West Tamar Council Mayor and Local Government Association of Tasmania president Christina Holmdahl said the grants were an example of councils continuing to provide innovative economic recovery pathways.
“Local government has been working extremely hard on recovery opportunities and we see these grants as a way for businesses to innovate, diversify and update their processes with a circular economy viewpoint,” Councillor Holmdahl said. “I’d encourage any business with an idea to investigate the grants program as the opportunity in this space is tremendous.”
NTWMG chairman and George Town Council general manager Shane Power said the grants were another example of Councils and the NTWMG driving innovation to deliver positive environmental outcomes and facilitate new economic activity.

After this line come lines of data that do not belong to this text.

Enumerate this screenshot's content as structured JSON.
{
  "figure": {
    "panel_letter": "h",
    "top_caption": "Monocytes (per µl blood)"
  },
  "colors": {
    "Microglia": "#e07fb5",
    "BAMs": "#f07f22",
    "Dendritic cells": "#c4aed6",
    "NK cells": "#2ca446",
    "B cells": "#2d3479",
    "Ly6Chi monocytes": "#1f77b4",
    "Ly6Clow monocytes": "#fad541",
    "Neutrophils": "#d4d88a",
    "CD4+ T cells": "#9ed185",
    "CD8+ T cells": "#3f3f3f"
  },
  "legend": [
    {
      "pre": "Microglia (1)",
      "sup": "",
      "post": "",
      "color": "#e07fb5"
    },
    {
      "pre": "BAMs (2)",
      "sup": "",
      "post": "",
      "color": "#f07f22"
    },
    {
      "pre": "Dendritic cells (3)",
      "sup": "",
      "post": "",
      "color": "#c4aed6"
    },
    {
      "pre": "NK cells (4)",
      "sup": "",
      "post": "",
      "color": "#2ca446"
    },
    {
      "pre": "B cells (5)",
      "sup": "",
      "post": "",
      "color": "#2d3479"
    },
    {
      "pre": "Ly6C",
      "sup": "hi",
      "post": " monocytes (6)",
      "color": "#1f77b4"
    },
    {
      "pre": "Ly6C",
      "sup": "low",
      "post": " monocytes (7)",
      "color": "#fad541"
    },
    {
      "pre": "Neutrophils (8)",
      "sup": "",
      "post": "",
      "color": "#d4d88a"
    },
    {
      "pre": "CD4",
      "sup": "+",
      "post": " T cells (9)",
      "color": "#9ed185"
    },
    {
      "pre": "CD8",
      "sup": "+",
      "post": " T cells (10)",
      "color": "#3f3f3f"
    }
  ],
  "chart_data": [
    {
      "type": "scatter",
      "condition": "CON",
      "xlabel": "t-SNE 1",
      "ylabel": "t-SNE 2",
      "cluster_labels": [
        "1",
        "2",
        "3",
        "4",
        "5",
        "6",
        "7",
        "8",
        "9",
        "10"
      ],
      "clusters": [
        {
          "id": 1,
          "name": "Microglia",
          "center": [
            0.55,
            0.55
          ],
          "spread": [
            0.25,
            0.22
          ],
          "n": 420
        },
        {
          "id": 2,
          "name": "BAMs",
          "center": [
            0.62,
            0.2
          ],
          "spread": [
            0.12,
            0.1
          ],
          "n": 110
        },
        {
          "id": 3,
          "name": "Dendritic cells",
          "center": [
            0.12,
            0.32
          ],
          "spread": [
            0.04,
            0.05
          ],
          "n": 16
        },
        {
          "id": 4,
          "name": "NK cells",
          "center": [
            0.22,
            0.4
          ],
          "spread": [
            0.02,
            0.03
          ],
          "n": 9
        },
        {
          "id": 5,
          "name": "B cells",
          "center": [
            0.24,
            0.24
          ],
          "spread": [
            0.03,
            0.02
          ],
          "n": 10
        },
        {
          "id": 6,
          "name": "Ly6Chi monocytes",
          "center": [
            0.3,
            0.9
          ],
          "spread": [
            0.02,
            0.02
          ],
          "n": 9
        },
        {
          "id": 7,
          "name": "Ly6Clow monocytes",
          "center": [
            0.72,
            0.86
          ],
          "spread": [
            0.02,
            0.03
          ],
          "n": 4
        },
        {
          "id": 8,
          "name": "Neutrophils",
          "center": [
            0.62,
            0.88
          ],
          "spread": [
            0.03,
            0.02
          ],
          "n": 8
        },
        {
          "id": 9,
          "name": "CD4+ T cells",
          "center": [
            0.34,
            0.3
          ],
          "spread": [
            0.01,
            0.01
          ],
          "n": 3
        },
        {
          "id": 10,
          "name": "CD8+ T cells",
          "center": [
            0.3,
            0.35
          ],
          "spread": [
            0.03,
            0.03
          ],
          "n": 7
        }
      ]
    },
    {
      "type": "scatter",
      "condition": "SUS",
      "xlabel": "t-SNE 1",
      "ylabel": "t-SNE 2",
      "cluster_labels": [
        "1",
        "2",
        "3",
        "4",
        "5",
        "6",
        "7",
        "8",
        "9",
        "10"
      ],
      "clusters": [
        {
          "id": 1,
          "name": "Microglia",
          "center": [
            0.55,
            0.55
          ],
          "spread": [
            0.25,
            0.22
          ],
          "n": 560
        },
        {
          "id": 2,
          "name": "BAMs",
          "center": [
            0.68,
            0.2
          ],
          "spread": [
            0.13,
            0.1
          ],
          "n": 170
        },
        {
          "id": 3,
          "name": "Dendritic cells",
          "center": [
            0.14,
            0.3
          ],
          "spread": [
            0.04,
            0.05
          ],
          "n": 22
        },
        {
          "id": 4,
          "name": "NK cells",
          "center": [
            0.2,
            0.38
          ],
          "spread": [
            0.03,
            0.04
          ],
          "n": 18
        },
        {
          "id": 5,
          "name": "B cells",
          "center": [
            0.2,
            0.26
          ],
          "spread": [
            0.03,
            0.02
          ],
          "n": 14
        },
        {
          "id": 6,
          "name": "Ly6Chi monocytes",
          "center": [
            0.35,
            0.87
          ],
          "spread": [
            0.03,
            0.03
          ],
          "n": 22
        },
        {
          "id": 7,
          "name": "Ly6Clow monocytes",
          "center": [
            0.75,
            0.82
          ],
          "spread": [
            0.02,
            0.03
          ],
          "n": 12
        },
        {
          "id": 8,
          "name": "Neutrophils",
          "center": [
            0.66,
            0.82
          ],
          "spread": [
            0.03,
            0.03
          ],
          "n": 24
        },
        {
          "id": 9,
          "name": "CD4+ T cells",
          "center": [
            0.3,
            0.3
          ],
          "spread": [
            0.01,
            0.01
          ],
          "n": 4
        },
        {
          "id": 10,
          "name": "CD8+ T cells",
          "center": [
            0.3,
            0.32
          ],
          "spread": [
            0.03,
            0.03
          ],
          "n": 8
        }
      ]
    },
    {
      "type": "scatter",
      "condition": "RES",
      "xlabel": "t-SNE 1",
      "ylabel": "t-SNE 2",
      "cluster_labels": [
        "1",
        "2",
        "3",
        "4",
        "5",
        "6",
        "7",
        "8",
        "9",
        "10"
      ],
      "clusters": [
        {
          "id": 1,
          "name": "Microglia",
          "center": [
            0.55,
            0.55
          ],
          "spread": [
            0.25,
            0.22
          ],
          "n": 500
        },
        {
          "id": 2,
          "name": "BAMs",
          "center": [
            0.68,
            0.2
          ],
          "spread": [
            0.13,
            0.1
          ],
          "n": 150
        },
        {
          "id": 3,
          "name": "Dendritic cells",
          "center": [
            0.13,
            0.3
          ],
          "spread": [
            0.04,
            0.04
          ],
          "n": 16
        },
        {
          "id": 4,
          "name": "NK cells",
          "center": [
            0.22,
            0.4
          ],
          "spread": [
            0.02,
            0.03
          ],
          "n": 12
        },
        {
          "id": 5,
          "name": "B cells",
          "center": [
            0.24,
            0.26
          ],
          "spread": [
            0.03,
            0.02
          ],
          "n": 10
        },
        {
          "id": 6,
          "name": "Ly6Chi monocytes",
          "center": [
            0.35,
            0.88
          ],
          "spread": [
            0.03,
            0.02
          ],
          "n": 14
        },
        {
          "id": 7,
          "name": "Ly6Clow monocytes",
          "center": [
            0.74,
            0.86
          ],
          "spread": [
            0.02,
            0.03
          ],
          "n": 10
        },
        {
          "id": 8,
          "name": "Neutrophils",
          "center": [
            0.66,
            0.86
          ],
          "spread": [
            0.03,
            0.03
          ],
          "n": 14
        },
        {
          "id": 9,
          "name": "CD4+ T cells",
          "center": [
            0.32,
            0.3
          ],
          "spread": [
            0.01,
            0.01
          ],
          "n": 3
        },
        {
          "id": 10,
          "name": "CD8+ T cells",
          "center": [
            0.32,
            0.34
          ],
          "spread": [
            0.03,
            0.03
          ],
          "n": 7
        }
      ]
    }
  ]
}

“We are confident the grants will attract entrepreneurs seeking funds to make value from materials that may have otherwise ended up in landfill or stockpiles, therefore, maximising their lifespan,” Mr Power said. “We also envisage businesses from various sectors will be able to use the funding to invest in areas such as product design, plant and equipment and process improvements in the manufacturing of products.”
Mr Power added any business could improve its bottom line by avoiding costs associated with waste disposal, improving their production processes, increasing the lifespan of materials, realising value by re-purposing or even monetising materials that may be by-products or surplus to existing product developments.
The grants will be delivered by NTWMG in partnership with Northern Tasmania Development Corporation. NTDC chief executive Mark Baker said the benefits of a circular economy approach were three-fold.
“Moving from a linear economy to a circular economy is a win-win-win,” Mr Baker said. “It’s a win for the environment as it reduces the amount of waste going into landfill, carbon going into the atmosphere and water going down the drain.
“It’s a win for business as they either reuse more of their resource or get access to cheaper resource from other businesses’ waste, which saves money. And it’s a win for jobs with circular economy innovations offering new opportunities in industry.”
The grants are open to businesses in George Town, Launceston, West Tamar, Northern Midlands, Flinders Island, Dorset, Break O’Day and Meander Valley council regions.